I hate love. Can’t stand it. I can safely say that I have not conditioned, trained, studied and invested in order to experience love. In fact, I know that I speak for every tennis player on the face of this entire planet when I say that if given a choice, none of us would willingly choose love. Love means nothing to a tennis player.
I do hope by this point that you’ve grasped the full extent of my metaphor, given that the alternative is a litany of complaint letters filed to the Troubadour office. Humor and blasphemy are only a single analogy away.
I hate love, as in the tennis understanding of the concept of love, as in the lack of points, as in love-all, love-fifteen, love-thirty, love-forty and game. However, inasmuch as I cannot stand love, the term bears immediate semblance to my life as an athlete, and as a Catholic, and I daresay it bears the same importance to your life as well.
On the court, this is the first point of a new game. The result of the previous game is never reflected in love-all; rather, your progress or lack thereof if gifted a clean slate, a new opportunity to apply discipline, and by extension, a fresh opportunity to manifest the love of Christ.
Obviously, whatever you tried didn’t work out too well. (Those who have ever witnessed a John Gallagher tennis match are already well familiar with this concept.) This is often the point at which we begin to reign in our trust in God’s love.
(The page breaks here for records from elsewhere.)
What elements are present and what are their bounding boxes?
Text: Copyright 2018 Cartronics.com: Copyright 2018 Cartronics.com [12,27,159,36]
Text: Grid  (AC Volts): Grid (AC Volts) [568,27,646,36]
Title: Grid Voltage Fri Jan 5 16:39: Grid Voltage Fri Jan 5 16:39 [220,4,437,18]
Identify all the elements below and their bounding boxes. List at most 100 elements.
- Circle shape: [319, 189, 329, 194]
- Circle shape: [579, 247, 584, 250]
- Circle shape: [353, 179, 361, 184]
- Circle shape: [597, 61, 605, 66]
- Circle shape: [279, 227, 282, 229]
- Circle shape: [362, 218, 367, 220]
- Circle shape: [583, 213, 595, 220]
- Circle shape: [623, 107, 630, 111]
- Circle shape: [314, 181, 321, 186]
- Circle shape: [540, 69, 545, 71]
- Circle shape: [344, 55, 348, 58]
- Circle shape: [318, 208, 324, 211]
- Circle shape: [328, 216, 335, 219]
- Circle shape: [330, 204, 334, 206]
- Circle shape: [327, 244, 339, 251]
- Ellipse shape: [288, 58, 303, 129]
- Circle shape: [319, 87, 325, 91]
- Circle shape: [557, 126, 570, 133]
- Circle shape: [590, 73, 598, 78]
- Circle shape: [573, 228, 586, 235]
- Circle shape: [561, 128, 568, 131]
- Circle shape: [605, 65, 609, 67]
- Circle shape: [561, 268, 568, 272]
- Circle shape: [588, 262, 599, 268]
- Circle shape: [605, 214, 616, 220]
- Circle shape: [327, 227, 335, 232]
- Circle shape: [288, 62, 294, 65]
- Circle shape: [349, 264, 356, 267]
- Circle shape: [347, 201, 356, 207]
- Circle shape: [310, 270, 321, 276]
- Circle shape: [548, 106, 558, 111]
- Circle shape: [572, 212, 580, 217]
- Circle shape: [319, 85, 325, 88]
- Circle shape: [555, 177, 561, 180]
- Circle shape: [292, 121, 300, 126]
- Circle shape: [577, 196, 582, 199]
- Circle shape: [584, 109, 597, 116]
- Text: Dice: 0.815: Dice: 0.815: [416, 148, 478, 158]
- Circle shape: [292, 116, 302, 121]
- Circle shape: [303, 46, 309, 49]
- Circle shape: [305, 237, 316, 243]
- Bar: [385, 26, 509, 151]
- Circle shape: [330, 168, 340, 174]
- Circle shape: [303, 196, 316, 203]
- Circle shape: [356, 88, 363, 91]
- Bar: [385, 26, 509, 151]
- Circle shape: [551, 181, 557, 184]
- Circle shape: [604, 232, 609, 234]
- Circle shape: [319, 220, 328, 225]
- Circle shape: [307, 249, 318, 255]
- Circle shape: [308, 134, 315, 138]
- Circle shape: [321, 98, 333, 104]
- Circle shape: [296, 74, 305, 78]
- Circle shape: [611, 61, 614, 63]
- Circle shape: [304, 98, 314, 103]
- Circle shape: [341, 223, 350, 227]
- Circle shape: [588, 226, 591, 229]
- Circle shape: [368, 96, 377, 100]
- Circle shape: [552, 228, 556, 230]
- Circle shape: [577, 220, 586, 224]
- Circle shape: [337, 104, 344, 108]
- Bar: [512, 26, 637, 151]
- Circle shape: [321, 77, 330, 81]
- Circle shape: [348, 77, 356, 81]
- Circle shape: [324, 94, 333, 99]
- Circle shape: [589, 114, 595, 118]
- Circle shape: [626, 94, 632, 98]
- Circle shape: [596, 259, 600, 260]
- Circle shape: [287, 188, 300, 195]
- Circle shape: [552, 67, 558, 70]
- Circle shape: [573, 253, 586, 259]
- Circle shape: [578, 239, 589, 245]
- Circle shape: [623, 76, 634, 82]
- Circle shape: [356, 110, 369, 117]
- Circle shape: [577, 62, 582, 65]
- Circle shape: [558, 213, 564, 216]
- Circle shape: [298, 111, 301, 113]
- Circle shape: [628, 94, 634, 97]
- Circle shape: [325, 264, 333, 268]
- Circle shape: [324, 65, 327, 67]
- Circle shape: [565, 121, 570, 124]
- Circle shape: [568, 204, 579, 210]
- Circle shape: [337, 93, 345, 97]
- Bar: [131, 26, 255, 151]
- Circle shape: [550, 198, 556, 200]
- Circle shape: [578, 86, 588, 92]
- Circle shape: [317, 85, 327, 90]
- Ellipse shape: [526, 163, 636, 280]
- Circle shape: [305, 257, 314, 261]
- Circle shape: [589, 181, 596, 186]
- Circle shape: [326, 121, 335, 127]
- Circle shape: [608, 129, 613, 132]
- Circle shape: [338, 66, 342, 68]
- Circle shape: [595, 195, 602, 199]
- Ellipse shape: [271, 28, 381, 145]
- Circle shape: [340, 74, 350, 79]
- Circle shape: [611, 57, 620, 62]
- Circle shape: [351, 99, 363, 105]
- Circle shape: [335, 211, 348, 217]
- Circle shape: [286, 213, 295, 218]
Sure, we’re called to bring Christ to a broken world, but now we’ve got our own problem to deal with. God, could you please hold while I deal with this issue?
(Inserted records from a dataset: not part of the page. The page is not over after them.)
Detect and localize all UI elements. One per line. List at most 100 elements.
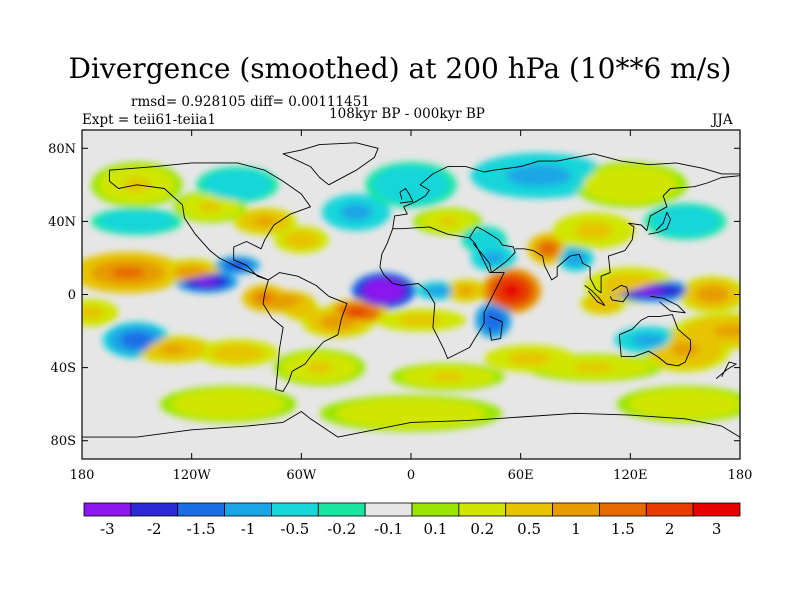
colorbar-label: 0.1 [423, 520, 447, 538]
field-contour [196, 278, 216, 286]
field-contour [295, 305, 307, 313]
field-contour [255, 217, 275, 226]
colorbar-label: -1.5 [187, 520, 216, 538]
period-label: 108kyr BP - 000kyr BP [329, 106, 485, 122]
colorbar-swatch [317, 502, 366, 517]
lat-tick-label: 40S [51, 361, 76, 376]
field-contour [664, 398, 706, 410]
lat-tick-label: 40N [48, 215, 76, 230]
coastline [648, 211, 671, 235]
field-contour [459, 287, 473, 295]
divergence-field [82, 152, 740, 432]
coastline [379, 226, 505, 359]
field-contour [383, 407, 439, 419]
field-contour [258, 294, 272, 303]
colorbar-label: -0.2 [327, 520, 356, 538]
field-contour [126, 334, 147, 346]
field-contour [437, 217, 458, 226]
coastline [108, 162, 311, 281]
field-contour [306, 362, 334, 373]
field-contour [671, 342, 699, 357]
colorbar-swatch [599, 502, 647, 517]
field-contour [293, 235, 310, 244]
colorbar-label: 0.5 [517, 520, 541, 538]
field-contour [702, 289, 723, 300]
colorbar-label: -2 [147, 520, 162, 538]
field-contour [225, 179, 250, 191]
lon-tick-label: 60W [286, 468, 317, 483]
lon-tick-label: 0 [407, 468, 415, 483]
field-contour [502, 284, 521, 298]
field-contour [477, 235, 491, 244]
map-title: Divergence (smoothed) at 200 hPa (10**6 … [68, 52, 732, 85]
field-contour [110, 266, 145, 279]
colorbar-label: -0.1 [374, 520, 403, 538]
colorbar-swatch [458, 502, 507, 517]
colorbar-label: 0.2 [470, 520, 494, 538]
lon-tick-label: 180 [70, 468, 95, 483]
colorbar-swatch [552, 502, 600, 517]
coastline [262, 272, 348, 392]
field-contour [273, 298, 293, 306]
field-contour [207, 398, 249, 410]
colorbar-label: 3 [712, 520, 722, 538]
field-contour [199, 202, 221, 212]
field-contour [542, 244, 555, 254]
coastline [609, 284, 629, 303]
field-contour [346, 206, 367, 218]
colorbar-swatch [645, 502, 694, 517]
stats-text: rmsd= 0.928105 diff= 0.00111451 [131, 94, 370, 110]
field-contour [161, 345, 186, 354]
coastline [715, 361, 737, 379]
colorbar-swatch [364, 502, 413, 517]
field-contour [230, 262, 245, 268]
field-contour [430, 372, 465, 381]
colorbar-swatch [271, 502, 319, 517]
coastline [282, 142, 379, 186]
colorbar-swatch [411, 502, 460, 517]
field-contour [616, 280, 644, 291]
coastline [515, 175, 740, 294]
field-contour [181, 268, 202, 277]
field-contour [327, 317, 349, 327]
coastline [489, 315, 503, 341]
lat-tick-label: 80N [48, 142, 76, 157]
field-contour [518, 168, 560, 183]
field-contour [516, 354, 544, 363]
lon-tick-label: 120E [613, 468, 647, 483]
field-contour [346, 308, 366, 317]
coastline [584, 285, 606, 306]
field-contour [573, 363, 615, 372]
field-contour [486, 253, 501, 262]
colorbar-swatch [224, 502, 272, 517]
lon-tick-label: 180 [728, 468, 753, 483]
field-contour [633, 287, 664, 295]
colorbar: -3 -2 -1.5 -1 -0.5 -0.2 -0.1 0.1 0.2 0.5 1 1.5 2 3 [83, 502, 741, 538]
coastline [618, 314, 692, 367]
field-contour [374, 285, 394, 297]
colorbar-swatch [130, 502, 179, 517]
lon-tick-label: 120W [173, 468, 212, 483]
latitude-axis: 80N 40N 0 40S 80S [48, 142, 740, 449]
field-contour [638, 336, 659, 345]
colorbar-swatch [505, 502, 553, 517]
coastlines [82, 142, 740, 438]
field-contour [225, 348, 250, 358]
map-panel [81, 129, 741, 460]
coastline [650, 295, 686, 314]
lon-tick-label: 60E [508, 468, 534, 483]
field-contour [397, 178, 425, 192]
colorbar-swatch [83, 502, 132, 517]
coastline [399, 188, 414, 204]
colorbar-label: 1.5 [611, 520, 635, 538]
coastline [82, 411, 740, 438]
colorbar-swatch [692, 502, 741, 517]
colorbar-label: -0.5 [280, 520, 309, 538]
coastline [392, 153, 740, 229]
field-contour [673, 216, 698, 227]
field-contour [83, 308, 100, 317]
lat-tick-label: 80S [51, 434, 76, 449]
field-contour [406, 316, 434, 324]
field-contour [123, 217, 151, 226]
In all likelihood, you were probably close. Maybe you almost got there before the ball bounced twice, or your forehand landed a few inches long. Whatever you tried was almost enough to right the ship, but somehow the man on the other end of the net had an answer. Now, you’re staring a two-point deficit in the face, and clearly, your game plan is insufficient.
On the court, this is the point at which you mentally gauge the effectiveness of your strategy. In the world, love-thirty marks the moment when you return to the drawing board and to your knees, for new inspiration and new direction alike.
Or, maybe you don’t. And it shows. Welcome to love-forty, otherwise known as your formal introduction to an often insurmountable deficit. This moment does not hinge so much upon talent as it does pride. Your racket can only do that which you command it to do. There exists a direct correlation between the probability that you change on-court of off-court directive, and the relative size of your ego, I guarantee it.
Sometimes, you lose the next point. Other times, you can expunge the deficit altogether, forcing your opponent through the same self-examination process which just characterized your own train of thought. Either way, you were made for love.